A two-layer beam model with interlayer slip based on two-dimensional elasticity

Abstract

The objective of this paper is the computation of the Airy stress function of a two-layer composite beam with interlayer slip. For the calculation of the upper and lower layer stress functions an iterative solution procedure from Boley-Tolins is adapted, which was originally introduced for isotropic single layer beams under plane stress assumptions. Considering the continuity equations for the interface stress, for the vertical deflection and a linear law between the interlayer slip and the shear stress, Boley-Tolins’ method may be extended to derive an ordinary differential equation for the slip.

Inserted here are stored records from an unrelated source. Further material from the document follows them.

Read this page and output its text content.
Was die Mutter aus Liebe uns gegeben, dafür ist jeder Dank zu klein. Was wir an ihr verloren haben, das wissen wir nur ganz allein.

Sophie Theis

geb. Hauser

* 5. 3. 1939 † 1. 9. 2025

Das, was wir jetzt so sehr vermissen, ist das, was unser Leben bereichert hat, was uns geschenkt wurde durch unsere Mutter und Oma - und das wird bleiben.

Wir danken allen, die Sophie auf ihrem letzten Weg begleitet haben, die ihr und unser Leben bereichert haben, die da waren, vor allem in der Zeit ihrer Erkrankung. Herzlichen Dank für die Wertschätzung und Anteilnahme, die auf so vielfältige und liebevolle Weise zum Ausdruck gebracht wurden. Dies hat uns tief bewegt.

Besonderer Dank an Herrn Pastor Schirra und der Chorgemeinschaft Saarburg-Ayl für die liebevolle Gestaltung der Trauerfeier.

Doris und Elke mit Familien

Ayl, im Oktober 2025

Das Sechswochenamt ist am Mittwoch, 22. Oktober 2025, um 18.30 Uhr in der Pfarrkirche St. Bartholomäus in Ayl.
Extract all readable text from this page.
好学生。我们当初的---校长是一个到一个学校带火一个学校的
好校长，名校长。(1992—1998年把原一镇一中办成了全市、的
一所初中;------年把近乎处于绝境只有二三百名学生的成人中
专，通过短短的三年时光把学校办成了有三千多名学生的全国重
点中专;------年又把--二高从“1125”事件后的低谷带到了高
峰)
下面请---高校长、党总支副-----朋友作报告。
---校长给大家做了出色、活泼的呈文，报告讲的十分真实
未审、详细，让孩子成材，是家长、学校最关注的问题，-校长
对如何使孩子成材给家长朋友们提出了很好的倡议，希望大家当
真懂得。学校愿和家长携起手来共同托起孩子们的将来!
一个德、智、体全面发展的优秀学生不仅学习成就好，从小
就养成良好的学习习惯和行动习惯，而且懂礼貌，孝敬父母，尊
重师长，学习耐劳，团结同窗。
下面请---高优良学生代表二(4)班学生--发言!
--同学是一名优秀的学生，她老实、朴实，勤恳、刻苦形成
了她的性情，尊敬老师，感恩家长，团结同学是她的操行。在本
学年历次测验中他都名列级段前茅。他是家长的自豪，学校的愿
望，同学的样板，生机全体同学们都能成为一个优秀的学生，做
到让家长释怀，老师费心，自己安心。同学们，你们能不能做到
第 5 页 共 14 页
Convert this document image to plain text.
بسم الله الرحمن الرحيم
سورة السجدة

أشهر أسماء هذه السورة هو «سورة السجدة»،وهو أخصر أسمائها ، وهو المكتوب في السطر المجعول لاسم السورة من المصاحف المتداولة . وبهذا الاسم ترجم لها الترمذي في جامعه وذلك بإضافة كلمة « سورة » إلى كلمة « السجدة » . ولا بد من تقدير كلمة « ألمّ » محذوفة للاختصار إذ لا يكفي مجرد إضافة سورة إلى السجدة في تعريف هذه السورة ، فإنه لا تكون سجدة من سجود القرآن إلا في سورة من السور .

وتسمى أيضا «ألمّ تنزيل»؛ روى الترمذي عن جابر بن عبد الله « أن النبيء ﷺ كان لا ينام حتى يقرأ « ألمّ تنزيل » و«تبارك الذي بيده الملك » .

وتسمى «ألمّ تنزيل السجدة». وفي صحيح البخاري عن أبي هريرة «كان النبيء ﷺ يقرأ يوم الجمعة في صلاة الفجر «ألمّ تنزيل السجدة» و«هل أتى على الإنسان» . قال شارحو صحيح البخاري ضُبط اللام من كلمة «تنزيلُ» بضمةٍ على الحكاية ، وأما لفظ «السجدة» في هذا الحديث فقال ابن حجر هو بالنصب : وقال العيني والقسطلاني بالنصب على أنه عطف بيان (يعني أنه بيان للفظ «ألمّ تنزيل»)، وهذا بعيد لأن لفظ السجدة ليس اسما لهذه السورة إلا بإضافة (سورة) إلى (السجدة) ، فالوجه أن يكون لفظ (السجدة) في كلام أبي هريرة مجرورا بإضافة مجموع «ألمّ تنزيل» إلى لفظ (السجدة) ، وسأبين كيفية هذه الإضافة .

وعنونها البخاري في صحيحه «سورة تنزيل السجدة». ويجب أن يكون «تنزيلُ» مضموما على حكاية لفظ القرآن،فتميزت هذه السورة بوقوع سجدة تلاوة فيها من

The order of the ordinary differential equation depends on the number of iterations and the desired accuracy, ranging from an elementary, second order ordinary differential equation for the slip to a more refined, fourth order ordinary differential equation for the slip. Finally the derived slip models are compared by considering a thick simply-supported two-layer beam subjected to a sinusoidal transverse load. The results from the iterative approaches are compared to two-dimensional results under plane stress assumptions for two limit cases: a perfectly bonded beam and a composite beam without bonding. It is found that the refined higher order slip model almost coincides with the elasticity solution, even for very thick composite beams, whereas the elementary slip model only yields accurate results for a thin beam.